About

Hi! I’m Phil Smith. I write and play American influenced country/rock. I’m based in Brisbane now, but I was born in Sydney in the early summer of 1970, at Manly hospital. I lived in Sydney for 15 years, picking up the guitar at the age of about 14. A tenant who lived in my mum’s house played for a living. I thought he was pretty cool. His woman was a ballerina, which was, in hindsight, maybe even cooler. I wasn’t much into music at that age. My mum lived with a jazz guitarist when I was about 4, for a short while.


Apparently he used to play in the house a lot. I don’t know, I was too young to remember. We upped and shifted north to Darwin, where I finished high school. I used to get into trouble fairly regularly, running with the “wrong crowd”. They seemed pretty right, to me, but your folks, they usually know best. No matter what you think.

I rode a motorcycle to high school, worked on the wharves after graduating, unloading prawn trawlers that would come steaming in from The Timor Sea and the Gulf of Carpentaria under cover of darkness, and always sitting low in the water. To this day, whenever I smell diesel smoke, it takes me straight back to Darwin harbour, loading 10 kilo cartons of frozen prawns into the back of a refrigerated semi under the fierce midday sun. For some reason, that is a memory I am fond of. I pumped petrol after the prawn season finished, until the station manager fired us wholesale for stealing money from the till. Turns out this had happened before, and it was actually him doing the stealing. There ain’t nothing stranger than people.

I left Darwin at 19, with a mate’s girlfriend, after he threatened to kill me for spilling the beans. I couldn’t help it. I liked her. She liked me. And I knew what road they were headed down. So I did what I felt was the right thing to do at the time. Funny thing the truth, it gets you into a whole load of trouble sometimes. We stayed in Queensland for some years me and her, doing odd jobs, before we too finally fell apart for much the same reason as she and hers had.  I headed north again, this time to Cairns; with a drummer friend I knew who always had a plan. I lasted 2 years in Cairns, never did much like the place. Like Darwin, it’s full of people running from one thing or another. And tourists.

There was no way I could settle there, so I got on a plane and flew to London. I had an English passport, and it seemed like the only thing left to do. Spent a year down in Devon, putting up sheds and horse stables for my uncle, on my mother’s side. In the countryside. Pretty soon I found myself in Bristol Town, making hip-hop tunes on the computer with a Hungarian fella I knew called Attila.

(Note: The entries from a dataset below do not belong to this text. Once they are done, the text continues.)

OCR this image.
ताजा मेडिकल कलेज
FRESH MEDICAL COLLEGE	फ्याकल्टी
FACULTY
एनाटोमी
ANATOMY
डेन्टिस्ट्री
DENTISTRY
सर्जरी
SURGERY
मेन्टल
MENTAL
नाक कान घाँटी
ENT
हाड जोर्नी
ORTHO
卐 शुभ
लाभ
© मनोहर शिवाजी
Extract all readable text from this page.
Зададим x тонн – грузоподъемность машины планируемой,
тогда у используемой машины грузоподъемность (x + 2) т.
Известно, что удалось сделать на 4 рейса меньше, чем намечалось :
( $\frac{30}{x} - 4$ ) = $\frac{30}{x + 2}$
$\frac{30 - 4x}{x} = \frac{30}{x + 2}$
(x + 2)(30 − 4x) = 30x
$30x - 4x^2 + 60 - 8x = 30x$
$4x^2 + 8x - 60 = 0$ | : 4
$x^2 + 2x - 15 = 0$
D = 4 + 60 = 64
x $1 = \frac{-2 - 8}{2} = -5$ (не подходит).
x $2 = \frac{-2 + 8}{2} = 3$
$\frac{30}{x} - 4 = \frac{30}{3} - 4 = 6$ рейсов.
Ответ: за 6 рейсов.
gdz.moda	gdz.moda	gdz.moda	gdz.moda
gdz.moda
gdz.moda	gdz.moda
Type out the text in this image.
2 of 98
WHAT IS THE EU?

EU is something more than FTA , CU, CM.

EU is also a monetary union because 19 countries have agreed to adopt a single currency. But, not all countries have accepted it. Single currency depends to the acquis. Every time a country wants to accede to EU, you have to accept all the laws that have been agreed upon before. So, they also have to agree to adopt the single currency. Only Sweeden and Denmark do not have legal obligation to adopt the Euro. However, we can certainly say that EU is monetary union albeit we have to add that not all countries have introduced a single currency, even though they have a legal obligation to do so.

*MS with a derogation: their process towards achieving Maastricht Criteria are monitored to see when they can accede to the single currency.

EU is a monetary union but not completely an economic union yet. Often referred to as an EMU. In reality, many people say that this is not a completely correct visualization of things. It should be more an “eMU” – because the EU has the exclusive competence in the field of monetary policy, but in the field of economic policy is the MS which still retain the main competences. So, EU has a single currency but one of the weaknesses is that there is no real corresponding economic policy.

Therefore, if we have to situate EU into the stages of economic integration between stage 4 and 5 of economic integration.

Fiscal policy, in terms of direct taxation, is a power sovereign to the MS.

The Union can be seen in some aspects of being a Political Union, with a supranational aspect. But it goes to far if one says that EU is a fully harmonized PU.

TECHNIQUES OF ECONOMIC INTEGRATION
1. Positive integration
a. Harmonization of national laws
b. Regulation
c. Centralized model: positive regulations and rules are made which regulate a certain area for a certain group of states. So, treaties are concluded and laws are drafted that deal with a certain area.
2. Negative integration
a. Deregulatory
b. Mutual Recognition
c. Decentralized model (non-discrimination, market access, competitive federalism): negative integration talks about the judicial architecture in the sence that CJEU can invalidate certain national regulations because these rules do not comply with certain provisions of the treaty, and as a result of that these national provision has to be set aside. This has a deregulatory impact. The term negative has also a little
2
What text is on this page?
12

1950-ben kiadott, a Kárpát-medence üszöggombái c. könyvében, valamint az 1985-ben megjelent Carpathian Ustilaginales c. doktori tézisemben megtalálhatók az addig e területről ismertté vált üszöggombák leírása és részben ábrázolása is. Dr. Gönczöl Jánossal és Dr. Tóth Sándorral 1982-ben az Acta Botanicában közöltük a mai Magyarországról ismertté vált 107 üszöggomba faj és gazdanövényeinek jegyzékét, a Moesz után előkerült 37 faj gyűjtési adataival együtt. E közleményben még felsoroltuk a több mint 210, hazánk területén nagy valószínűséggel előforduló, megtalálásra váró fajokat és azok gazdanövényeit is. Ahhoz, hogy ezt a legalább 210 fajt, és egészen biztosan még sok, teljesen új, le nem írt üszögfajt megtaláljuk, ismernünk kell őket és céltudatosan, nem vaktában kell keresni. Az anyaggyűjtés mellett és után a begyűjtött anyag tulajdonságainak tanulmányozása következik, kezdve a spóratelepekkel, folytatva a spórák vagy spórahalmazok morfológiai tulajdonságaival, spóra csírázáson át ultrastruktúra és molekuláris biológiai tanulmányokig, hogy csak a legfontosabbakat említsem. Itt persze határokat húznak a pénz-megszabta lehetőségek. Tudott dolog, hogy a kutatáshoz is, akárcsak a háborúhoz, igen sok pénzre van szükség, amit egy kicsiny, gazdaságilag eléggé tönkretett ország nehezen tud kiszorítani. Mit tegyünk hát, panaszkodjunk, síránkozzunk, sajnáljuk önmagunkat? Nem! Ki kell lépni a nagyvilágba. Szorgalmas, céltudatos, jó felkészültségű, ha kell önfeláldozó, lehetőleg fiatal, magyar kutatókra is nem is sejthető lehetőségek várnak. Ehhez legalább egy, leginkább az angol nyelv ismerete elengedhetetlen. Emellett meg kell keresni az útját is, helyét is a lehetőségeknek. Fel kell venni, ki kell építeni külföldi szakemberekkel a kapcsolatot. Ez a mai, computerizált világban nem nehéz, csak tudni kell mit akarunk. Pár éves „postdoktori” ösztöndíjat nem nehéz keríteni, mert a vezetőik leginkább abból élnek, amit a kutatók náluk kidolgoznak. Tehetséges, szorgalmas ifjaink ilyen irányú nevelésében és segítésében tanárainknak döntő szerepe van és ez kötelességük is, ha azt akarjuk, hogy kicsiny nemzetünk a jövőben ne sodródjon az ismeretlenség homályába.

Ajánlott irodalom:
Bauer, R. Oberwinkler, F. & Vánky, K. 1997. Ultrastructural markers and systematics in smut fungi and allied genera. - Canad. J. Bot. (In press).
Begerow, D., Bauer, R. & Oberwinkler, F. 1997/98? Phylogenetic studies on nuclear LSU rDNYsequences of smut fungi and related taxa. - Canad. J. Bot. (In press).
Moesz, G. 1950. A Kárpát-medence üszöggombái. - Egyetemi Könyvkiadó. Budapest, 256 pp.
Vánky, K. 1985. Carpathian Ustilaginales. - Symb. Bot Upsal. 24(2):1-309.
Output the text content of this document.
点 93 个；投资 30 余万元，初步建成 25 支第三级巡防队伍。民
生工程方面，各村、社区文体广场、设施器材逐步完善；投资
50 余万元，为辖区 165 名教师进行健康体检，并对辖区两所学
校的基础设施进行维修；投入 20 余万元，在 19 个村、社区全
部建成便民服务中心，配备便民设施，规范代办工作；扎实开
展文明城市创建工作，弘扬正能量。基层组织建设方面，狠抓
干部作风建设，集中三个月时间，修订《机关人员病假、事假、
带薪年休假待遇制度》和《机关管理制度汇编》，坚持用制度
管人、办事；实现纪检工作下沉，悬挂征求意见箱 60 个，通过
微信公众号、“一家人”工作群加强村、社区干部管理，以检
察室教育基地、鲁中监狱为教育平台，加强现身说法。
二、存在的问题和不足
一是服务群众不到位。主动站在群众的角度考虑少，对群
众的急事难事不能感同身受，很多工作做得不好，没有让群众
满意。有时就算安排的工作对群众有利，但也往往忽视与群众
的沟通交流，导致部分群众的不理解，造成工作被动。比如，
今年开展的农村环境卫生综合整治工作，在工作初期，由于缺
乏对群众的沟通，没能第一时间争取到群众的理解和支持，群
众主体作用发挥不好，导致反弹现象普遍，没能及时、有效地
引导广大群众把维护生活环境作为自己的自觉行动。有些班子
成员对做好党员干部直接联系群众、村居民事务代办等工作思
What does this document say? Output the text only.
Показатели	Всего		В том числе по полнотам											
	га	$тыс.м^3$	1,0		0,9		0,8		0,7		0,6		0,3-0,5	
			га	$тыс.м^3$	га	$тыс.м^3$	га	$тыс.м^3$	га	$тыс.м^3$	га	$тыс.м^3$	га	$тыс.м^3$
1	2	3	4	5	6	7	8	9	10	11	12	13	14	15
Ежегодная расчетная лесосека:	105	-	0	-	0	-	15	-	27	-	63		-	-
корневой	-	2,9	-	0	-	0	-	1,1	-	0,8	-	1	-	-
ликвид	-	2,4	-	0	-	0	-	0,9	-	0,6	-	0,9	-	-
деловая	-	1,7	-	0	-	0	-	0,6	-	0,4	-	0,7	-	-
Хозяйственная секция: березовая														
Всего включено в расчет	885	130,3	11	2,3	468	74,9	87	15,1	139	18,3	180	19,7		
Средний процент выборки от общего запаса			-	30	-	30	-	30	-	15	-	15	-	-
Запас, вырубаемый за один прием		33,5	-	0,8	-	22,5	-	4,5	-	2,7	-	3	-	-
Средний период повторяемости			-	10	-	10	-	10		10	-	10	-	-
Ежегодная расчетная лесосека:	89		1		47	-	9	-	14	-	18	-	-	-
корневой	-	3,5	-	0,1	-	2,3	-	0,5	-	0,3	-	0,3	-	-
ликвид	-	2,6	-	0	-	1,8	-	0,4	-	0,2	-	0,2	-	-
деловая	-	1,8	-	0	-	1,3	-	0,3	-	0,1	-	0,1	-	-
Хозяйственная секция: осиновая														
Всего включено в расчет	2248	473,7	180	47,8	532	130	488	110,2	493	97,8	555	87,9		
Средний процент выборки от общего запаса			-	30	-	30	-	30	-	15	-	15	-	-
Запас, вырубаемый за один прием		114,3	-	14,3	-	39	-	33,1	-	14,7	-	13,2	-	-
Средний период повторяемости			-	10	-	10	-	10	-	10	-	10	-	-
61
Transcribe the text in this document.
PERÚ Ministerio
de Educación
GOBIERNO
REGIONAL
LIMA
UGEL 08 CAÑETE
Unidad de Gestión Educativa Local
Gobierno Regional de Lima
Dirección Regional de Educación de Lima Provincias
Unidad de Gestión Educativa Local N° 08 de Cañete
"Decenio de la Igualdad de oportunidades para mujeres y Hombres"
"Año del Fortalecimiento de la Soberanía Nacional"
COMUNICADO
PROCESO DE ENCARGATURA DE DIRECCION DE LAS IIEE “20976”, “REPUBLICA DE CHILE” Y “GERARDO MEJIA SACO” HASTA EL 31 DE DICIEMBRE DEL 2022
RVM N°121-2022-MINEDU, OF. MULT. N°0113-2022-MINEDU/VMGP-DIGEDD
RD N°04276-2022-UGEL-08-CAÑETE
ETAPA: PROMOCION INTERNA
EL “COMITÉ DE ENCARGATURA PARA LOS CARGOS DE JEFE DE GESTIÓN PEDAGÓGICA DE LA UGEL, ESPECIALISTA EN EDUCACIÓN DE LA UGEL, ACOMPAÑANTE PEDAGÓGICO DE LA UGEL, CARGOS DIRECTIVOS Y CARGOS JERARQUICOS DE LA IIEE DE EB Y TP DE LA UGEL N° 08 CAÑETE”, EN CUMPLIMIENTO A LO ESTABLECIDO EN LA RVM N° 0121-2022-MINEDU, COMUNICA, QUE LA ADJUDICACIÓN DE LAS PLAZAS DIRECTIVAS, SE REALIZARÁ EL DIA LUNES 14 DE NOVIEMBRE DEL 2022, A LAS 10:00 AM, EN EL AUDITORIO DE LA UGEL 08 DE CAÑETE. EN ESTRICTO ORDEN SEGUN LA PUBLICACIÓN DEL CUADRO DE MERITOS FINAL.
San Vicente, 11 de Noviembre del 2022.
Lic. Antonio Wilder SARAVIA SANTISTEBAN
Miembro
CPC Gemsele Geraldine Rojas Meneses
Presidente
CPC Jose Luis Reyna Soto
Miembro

Spent a week in Hungary with him and his girlfriend once. We even visited his folks who lived in the country, far from the hustle and bustle of the twin towns of the capital. That was a step back in time. Old world. Old ways, and dark.
Anyways, I’m getting distracted, back to the story at hand.  All this time I’d been playing the electric guitar, lead guitar for people, people like Attila. Melody. Wasn’t until I started writing songs for a Scottish lass I’d met that I became interested in singing, and folk music, and turning my ideas and fears into songs that I would sing to people. I started off pretty slow at first, listening to a lot of Nick Drake’s beautiful finger picking, and some Beth Orton songs, gradually getting an idea of where I wanted to be going, musically speaking. I moved to Brighton shortly thereafter, and then onto London, where I first heard of a fella from Carolina called Ryan Adams.

As soon as I heard this new style, alt country, country folk, Americana! Whatever you wanna call it, and being sung by him, the penny finally dropped. It had been a long time since I’d heard anything that moved me the way he did, and it kinda woke me up. I started going backwards from there, and so on and so forth down into Neil Young, back into James Taylor, who I’d forgotten all about. Joni Mitchell. I didn’t get into Dylan until real late, I’m embarrassed to even tell you how old I was before I started to appreciate what Dylan had to offer. Might have cut a few years off if I hadda started listening to HIM a little earlier. Anyway. I stayed in London for a year and a half, before coming back home to Australia on family business, business that required my immediate attention.

As you get older, and you start to learn first hand about death, and all it’s attendant misfortunes and unravellings, you get to realizing pretty quick that there ain’t nothing in this world as important as your own flesh and blood. Unless, that is, you have been unfortunate in one way or another in your dealings with your own family. Anyway, I won’t go too much into that business, save to say that it’s conclusion brought no one any happiness, one person the release they had been waiting for, and myself a growing up of sorts. In one way I felt diminished, but I also felt like I had become more of a man.

The present outcome of all of this that came before where we now are, both you and I, is that I am still trying to make my own way in this world. I have chosen a hard road that has very nearly broken me countless times, but I am still here. And the songs keep coming. I become better at my craft song by song, week by week, and until this changes I will continue on down this road and sing what truths I discover along the way. The songs I write have various influences, but the stories contained within them are mine. They are from my life. They are my losses, but they are not unique to me. I hope you have enjoyed reading my little story. And I hope, (for both our sakes,:) that you enjoy listening to my music 🙂 Have a wonderful day. Love Phil.